Junior Mischael Cetoute poses for a portrait on the IM fields on Sunday afternoon. Yinghui Sun // Staff Photographer

Junior Mischael Cetoute poses for a portrait on the IM fields on Sunday afternoon. Yinghui Sun // Staff Photographer

Junior Mischael Cetoute first realized his life wasn’t fair in sixth grade.

There, he was suspended for calling his teacher a “b*tch,” while another student – a teacher’s child – did the same but was not reprimanded.

“My friends and I reasoned that was unfair,” he said. “But they told us that because she worked at school, they were able to deal with it on the spot.”

Since then, Cetoute has dedicated himself to ending social inequalities in education. He is president of the UM chapter of Students for Education Reform (SFER), a national student-led “movement to end educational injustices.”

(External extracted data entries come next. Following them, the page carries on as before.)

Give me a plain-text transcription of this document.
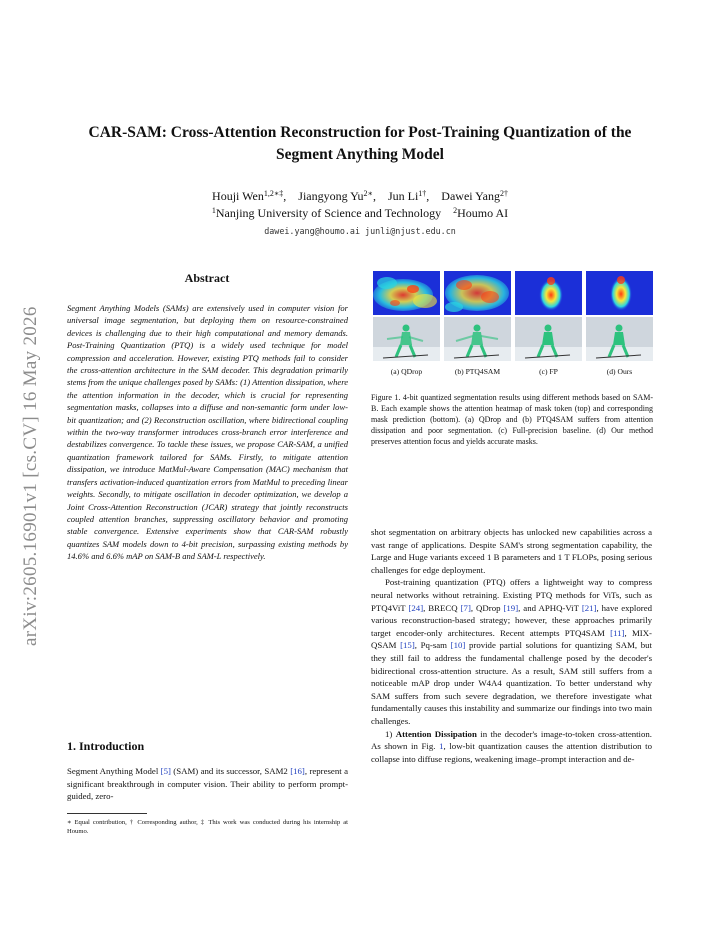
arXiv:2605.16901v1 [cs.CV] 16 May 2026
CAR-SAM: Cross-Attention Reconstruction for Post-Training Quantization of the Segment Anything Model
Houji Wen$^{1,2∗\ddagger}$,    Jiangyong $Yu^{2∗}$,    Jun $Li^{1\dagger}$,    Dawei Yang$^{2\dagger}$
$^1$Nanjing University of Science and Technology $^2$Houmo AI
dawei.yang@houmo.ai junli@njust.edu.cn
Abstract
Segment Anything Models (SAMs) are extensively used in computer vision for universal image segmentation, but deploying them on resource-constrained devices is challenging due to their high computational and memory demands. Post-Training Quantization (PTQ) is a widely used technique for model compression and acceleration. However, existing PTQ methods fail to consider the cross-attention architecture in the SAM decoder. This degradation primarily stems from the unique challenges posed by SAMs: (1) Attention dissipation, where the attention information in the decoder, which is crucial for representing segmentation masks, collapses into a diffuse and non-semantic form under low-bit quantization; and (2) Reconstruction oscillation, where bidirectional coupling within the two-way transformer introduces cross-branch error interference and destabilizes convergence. To tackle these issues, we propose CAR-SAM, a unified quantization framework tailored for SAMs. Firstly, to mitigate attention dissipation, we introduce MatMul-Aware Compensation (MAC) mechanism that transfers activation-induced quantization errors from MatMul to preceding linear weights. Secondly, to mitigate oscillation in decoder optimization, we develop a Joint Cross-Attention Reconstruction (JCAR) strategy that jointly reconstructs coupled attention branches, suppressing oscillatory behavior and promoting stable convergence. Extensive experiments show that CAR-SAM robustly quantizes SAM models down to 4-bit precision, surpassing existing methods by 14.6% and 6.6% mAP on SAM-B and SAM-L respectively.
1. Introduction
Segment Anything Model [5] (SAM) and its successor, SAM2 [16], represent a significant breakthrough in computer vision. Their ability to perform prompt-guided, zero-
∗ Equal contribution, † Corresponding author, ‡ This work was conducted during his internship at Houmo.
(a) QDrop	(b) PTQ4SAM	(c) FP	(d) Ours
Figure 1. 4-bit quantized segmentation results using different methods based on SAM-B. Each example shows the attention heatmap of mask token (top) and corresponding mask prediction (bottom). (a) QDrop and (b) PTQ4SAM suffers from attention dissipation and poor segmentation. (c) Full-precision baseline. (d) Our method preserves attention focus and yields accurate masks.

shot segmentation on arbitrary objects has unlocked new capabilities across a vast range of applications. Despite SAM's strong segmentation capability, the Large and Huge variants exceed 1 B parameters and 1 T FLOPs, posing serious challenges for edge deployment.

Post-training quantization (PTQ) offers a lightweight way to compress neural networks without retraining. Existing PTQ methods for ViTs, such as PTQ4ViT [24], BRECQ [7], QDrop [19], and APHQ-ViT [21], have explored various reconstruction-based strategy; however, these approaches primarily target encoder-only architectures. Recent attempts PTQ4SAM [11], MIX-QSAM [15], Pq-sam [10] provide partial solutions for quantizing SAM, but they still fail to address the fundamental challenge posed by the decoder's bidirectional cross-attention structure. As a result, SAM still suffers from a noticeable mAP drop under W4A4 quantization. To better understand why SAM suffers from such severe degradation, we therefore investigate what fundamentally causes this instability and summarize our findings into two main challenges.

1) Attention Dissipation in the decoder's image-to-token cross-attention. As shown in Fig. 1, low-bit quantization causes the attention distribution to collapse into diffuse regions, weakening image–prompt interaction and de-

Former Princeton University students Catharine Bellinger and Alexis Morin founded SFER in 2009. The national group has grown to more than 140 undergraduate chapters in 30 states.

“Student voices matter,” Bellinger said. “I joined SFER to give students everywhere a chance to be heard.”

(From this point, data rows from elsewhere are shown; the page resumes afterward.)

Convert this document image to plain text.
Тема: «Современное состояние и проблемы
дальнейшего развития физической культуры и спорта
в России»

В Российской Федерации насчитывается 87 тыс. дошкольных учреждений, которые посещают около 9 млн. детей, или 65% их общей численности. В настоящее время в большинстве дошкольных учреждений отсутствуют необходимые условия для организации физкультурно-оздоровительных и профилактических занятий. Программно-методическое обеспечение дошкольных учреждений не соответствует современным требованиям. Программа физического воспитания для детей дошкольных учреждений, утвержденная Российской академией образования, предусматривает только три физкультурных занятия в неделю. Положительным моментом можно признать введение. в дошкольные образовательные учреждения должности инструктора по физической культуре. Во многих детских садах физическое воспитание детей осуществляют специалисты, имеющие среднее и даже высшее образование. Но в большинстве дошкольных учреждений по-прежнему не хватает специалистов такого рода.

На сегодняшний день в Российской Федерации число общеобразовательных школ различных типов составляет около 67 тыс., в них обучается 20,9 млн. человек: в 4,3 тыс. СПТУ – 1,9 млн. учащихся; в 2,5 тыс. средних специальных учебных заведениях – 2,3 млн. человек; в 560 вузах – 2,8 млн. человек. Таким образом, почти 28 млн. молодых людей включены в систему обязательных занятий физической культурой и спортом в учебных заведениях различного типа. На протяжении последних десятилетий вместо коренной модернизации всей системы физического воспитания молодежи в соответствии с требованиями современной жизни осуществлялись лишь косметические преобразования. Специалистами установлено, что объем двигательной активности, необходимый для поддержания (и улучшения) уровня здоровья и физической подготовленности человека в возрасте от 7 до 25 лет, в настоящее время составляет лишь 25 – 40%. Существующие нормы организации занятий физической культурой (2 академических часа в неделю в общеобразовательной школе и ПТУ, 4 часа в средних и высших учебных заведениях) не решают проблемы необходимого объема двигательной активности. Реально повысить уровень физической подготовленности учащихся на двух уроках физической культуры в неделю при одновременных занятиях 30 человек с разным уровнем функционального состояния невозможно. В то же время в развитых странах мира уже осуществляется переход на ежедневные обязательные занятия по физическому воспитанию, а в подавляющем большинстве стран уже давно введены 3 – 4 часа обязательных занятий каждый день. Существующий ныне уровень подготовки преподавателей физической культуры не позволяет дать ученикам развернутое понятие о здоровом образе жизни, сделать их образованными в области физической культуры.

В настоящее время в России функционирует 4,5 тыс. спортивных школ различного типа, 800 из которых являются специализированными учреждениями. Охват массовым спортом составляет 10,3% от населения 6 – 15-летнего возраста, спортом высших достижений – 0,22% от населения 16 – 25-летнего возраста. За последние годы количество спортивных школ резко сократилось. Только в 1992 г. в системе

Cetoute, who grew up in Pembroke Pines, Fla., felt the same way.

He said it didn’t feel right that he was the only African-American student in his high school Advance Placement (AP) classes. He said two of SFER’s main goals are to eliminate race-based academic standards and have racial equality in higher education.

“There is no reason why African Americans, who represent 13 percent of the U.S. population, only represent 4 to 5 percent of higher education,” Cetoute said.

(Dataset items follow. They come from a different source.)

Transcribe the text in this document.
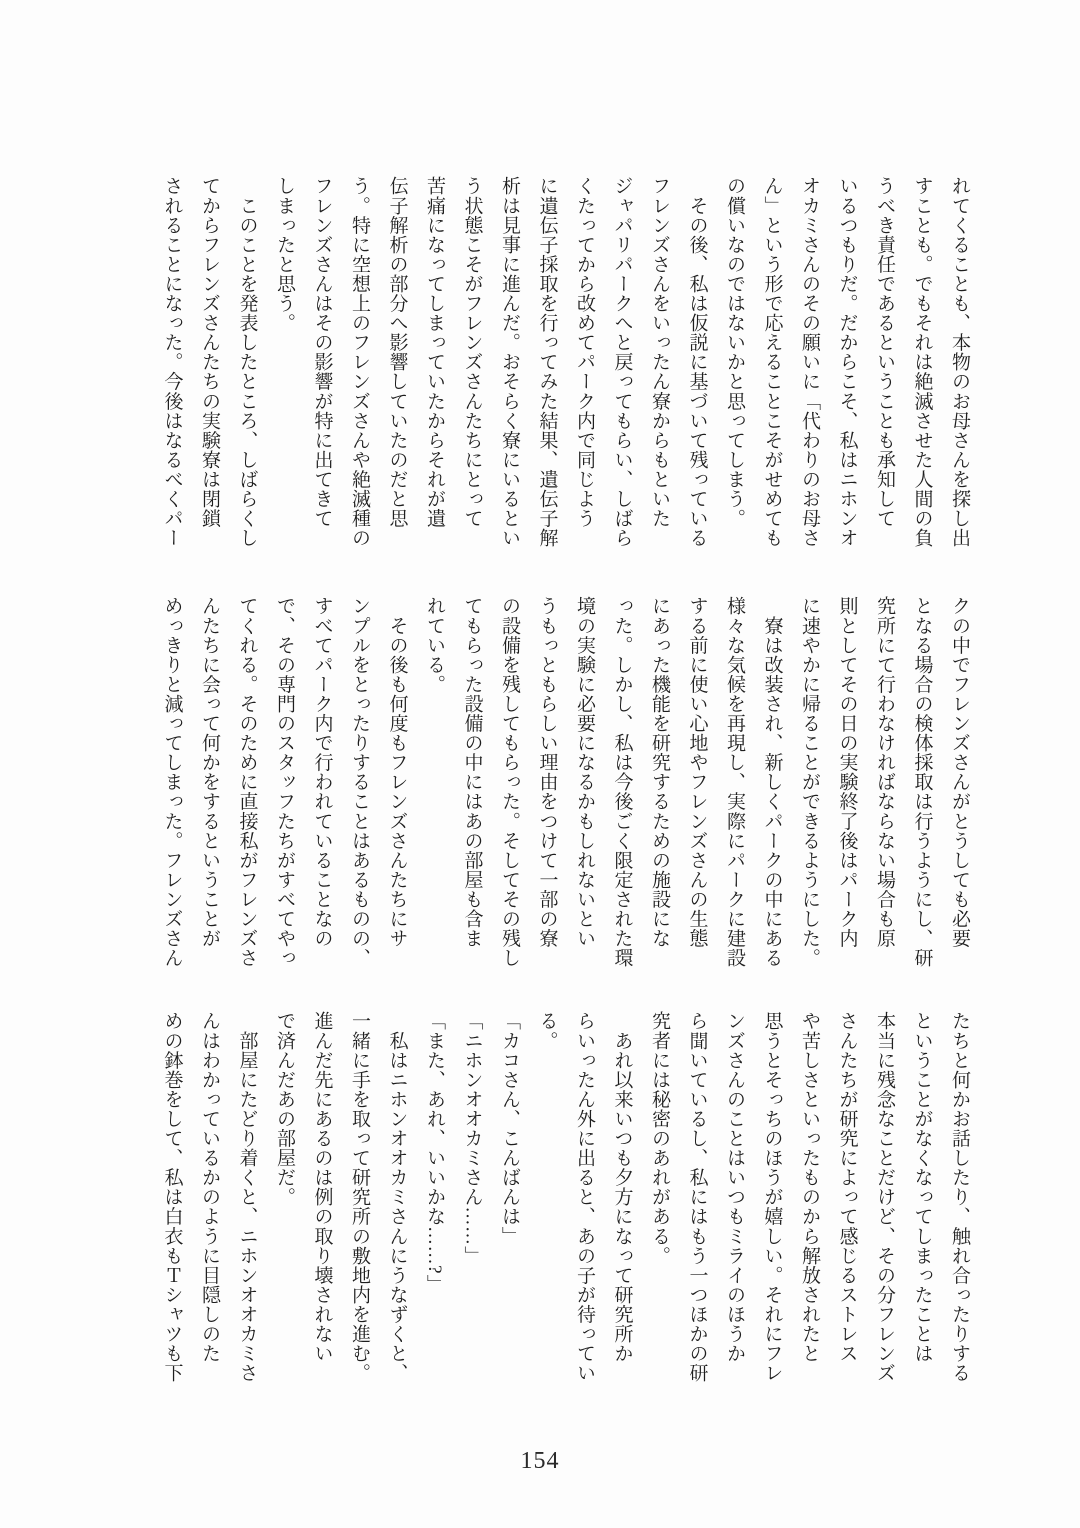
れてくることも、本物のお母さんを探し出
すことも。でもそれは絶滅させた人間の負
うべき責任であるということも承知して
いるつもりだ。だからこそ、私はニホンオ
オカミさんのその願いに「代わりのお母さ
ん」という形で応えることこそがせめても
の償いなのではないかと思ってしまう。
　その後、私は仮説に基づいて残っている
フレンズさんをいったん寮からもといた
ジャパリパークへと戻ってもらい、しばら
くたってから改めてパーク内で同じよう
に遺伝子採取を行ってみた結果、遺伝子解
析は見事に進んだ。おそらく寮にいるとい
う状態こそがフレンズさんたちにとって
苦痛になってしまっていたからそれが遺
伝子解析の部分へ影響していたのだと思
う。特に空想上のフレンズさんや絶滅種の
フレンズさんはその影響が特に出てきて
しまったと思う。
　このことを発表したところ、しばらくし
てからフレンズさんたちの実験寮は閉鎖
されることになった。今後はなるべくパー
クの中でフレンズさんがとうしても必要
となる場合の検体採取は行うようにし、研
究所にて行わなければならない場合も原
則としてその日の実験終了後はパーク内
に速やかに帰ることができるようにした。
　寮は改装され、新しくパークの中にある
様々な気候を再現し、実際にパークに建設
する前に使い心地やフレンズさんの生態
にあった機能を研究するための施設にな
った。しかし、私は今後ごく限定された環
境の実験に必要になるかもしれないとい
うもっともらしい理由をつけて一部の寮
の設備を残してもらった。そしてその残し
てもらった設備の中にはあの部屋も含ま
れている。
　その後も何度もフレンズさんたちにサ
ンプルをとったりすることはあるものの、
すべてパーク内で行われていることなの
で、その専門のスタッフたちがすべてやっ
てくれる。そのために直接私がフレンズさ
んたちに会って何かをするということが
めっきりと減ってしまった。フレンズさん
たちと何かお話したり、触れ合ったりする
ということがなくなってしまったことは
本当に残念なことだけど、その分フレンズ
さんたちが研究によって感じるストレス
や苦しさといったものから解放されたと
思うとそっちのほうが嬉しい。それにフレ
ンズさんのことはいつもミライのほうか
ら聞いているし、私にはもう一つほかの研
究者には秘密のあれがある。
　あれ以来いつも夕方になって研究所か
らいったん外に出ると、あの子が待ってい
る。
「カコさん、こんばんは」
「ニホンオオカミさん……」
「また、あれ、いいかな……?」
　私はニホンオオカミさんにうなずくと、
一緒に手を取って研究所の敷地内を進む。
進んだ先にあるのは例の取り壊されない
で済んだあの部屋だ。
　部屋にたどり着くと、ニホンオオカミさ
んはわかっているかのように目隠しのた
めの鉢巻をして、私は白衣もＴシャツも下
154
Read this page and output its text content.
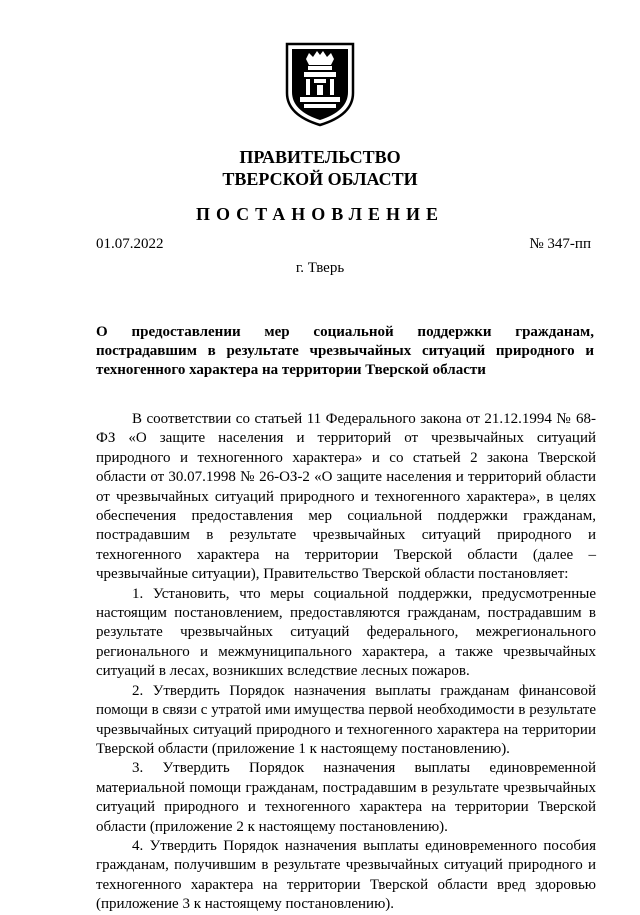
ПРАВИТЕЛЬСТВО
ТВЕРСКОЙ ОБЛАСТИ
ПОСТАНОВЛЕНИЕ
01.07.2022	№ 347-пп
г. Тверь

О предоставлении мер социальной поддержки гражданам, пострадавшим в результате чрезвычайных ситуаций природного и техногенного характера на территории Тверской области

В соответствии со статьей 11 Федерального закона от 21.12.1994 № 68-ФЗ «О защите населения и территорий от чрезвычайных ситуаций природного и техногенного характера» и со статьей 2 закона Тверской области от 30.07.1998 № 26-ОЗ-2 «О защите населения и территорий области от чрезвычайных ситуаций природного и техногенного характера», в целях обеспечения предоставления мер социальной поддержки гражданам, пострадавшим в результате чрезвычайных ситуаций природного и техногенного характера на территории Тверской области (далее – чрезвычайные ситуации), Правительство Тверской области постановляет:

1. Установить, что меры социальной поддержки, предусмотренные настоящим постановлением, предоставляются гражданам, пострадавшим в результате чрезвычайных ситуаций федерального, межрегионального регионального и межмуниципального характера, а также чрезвычайных ситуаций в лесах, возникших вследствие лесных пожаров.

2. Утвердить Порядок назначения выплаты гражданам финансовой помощи в связи с утратой ими имущества первой необходимости в результате чрезвычайных ситуаций природного и техногенного характера на территории Тверской области (приложение 1 к настоящему постановлению).

3. Утвердить Порядок назначения выплаты единовременной материальной помощи гражданам, пострадавшим в результате чрезвычайных ситуаций природного и техногенного характера на территории Тверской области (приложение 2 к настоящему постановлению).

4. Утвердить Порядок назначения выплаты единовременного пособия гражданам, получившим в результате чрезвычайных ситуаций природного и техногенного характера на территории Тверской области вред здоровью (приложение 3 к настоящему постановлению).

Cetoute understands it’s an uphill battle.

“I can’t say it’s a success until we create a structure where prospective members can say,  ‘Wow, I need to get involved,’” he said.

The UM chapter of SFER has only been an official COSO organization for a little over a year, but already has 60 active members. Cetoute said that even new members feel like it’s an accomplishment because “it means we’re doing something right.”

While SFER lobbies government officials when appropriate, its main focus remains spreading the message in all academic settings from college campuses to elementary schools.

“This organization makes students aware of the inequalities happening in our backyard, as well as give them the opportunity to affect change,” said Alexis McDonald, a UM SFER member.

McDonald and other SFER members promote positive dialogue and are not looking to protest.

While SFER hasn’t changed the world yet, Cetoute said events like the September discussion with Florida Sen. Dwight Bullard are beginning to open people’s minds.

“I had the unique opportunity of overhearing two students,” he said. “They had no clue about the intricacies of education in Florida. Bullard provided a real-life example of how race and income can affect student experiences in the classroom. Our greatest success will always be sparking a fire in the people.”

Growing up, Cetoute said he wanted to be like Batman because the comic book superhero embodies philanthropy and action. And just like Batman, Cetoute said he fights because he feels he has a moral obligation to do what’s right.

“We’re selling people on changing the world,” he said. “We’re not only looking to get people to think critically, but be able to act on it.”